The proposed draft pharma policy is likely to impact the multinational companies,which are in the premium pricing band,the most,say analysts.
The new pricing policy finalised by the group of ministers last week will take the number of essential drugs under price control regime to as many as 348.
At present,the prices of 74 bulk drugs and their formulations are controlled.
“We acknowledge the rights of the government to make essential medicines available to the most vulnerable sections of society at affordable prices. The new proposal will have an impact on industry as the span of price controls will now increase to cover around 30 per cent of the pharma market.
Still a market-based policy is a balanced formula and will help improve the availability of essential medicines for patients,” Organisation of Pharmaceutical Producers of India (OPPI) President and Novartis India Vice-Chairman and Managing Director Ranjit Shahani said.
A group of ministers (GoM) had recommended that the retail price of essential 348 drugs will be fixed at weighted average price of brands that have more than 1 per cent market share.
The proposed policy will cover 30 per cent of the industry and will bring down the average prices by about 10 per cent.

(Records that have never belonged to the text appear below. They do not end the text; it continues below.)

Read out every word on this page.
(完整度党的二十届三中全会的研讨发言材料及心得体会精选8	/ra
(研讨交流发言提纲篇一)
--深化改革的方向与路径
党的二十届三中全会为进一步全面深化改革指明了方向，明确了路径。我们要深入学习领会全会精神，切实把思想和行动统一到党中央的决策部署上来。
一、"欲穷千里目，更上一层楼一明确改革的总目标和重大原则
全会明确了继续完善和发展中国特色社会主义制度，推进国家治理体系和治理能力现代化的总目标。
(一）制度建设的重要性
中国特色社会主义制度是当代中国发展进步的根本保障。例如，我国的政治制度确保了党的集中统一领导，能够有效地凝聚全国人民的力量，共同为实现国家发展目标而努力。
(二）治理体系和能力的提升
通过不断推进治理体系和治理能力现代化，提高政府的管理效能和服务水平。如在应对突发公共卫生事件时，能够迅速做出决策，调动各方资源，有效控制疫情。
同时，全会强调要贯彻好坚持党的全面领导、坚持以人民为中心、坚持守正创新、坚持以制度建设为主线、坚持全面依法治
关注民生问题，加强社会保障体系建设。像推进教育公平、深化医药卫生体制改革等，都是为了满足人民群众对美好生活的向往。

“The companies,which are in the premium pricing band would be impacted the most. MNCs in particular,which have a pure domestic play,would be impacted the most,resulting in a profit contraction of the entire business,” Karvy Analyst Nishith Sanghvi said in a note.
The domestic companies not having very huge exposure to the domestic market,will be insulated to some extent,but they will see some contraction in their margins from the domestic segment,impacting the profitability,Sanghvi said.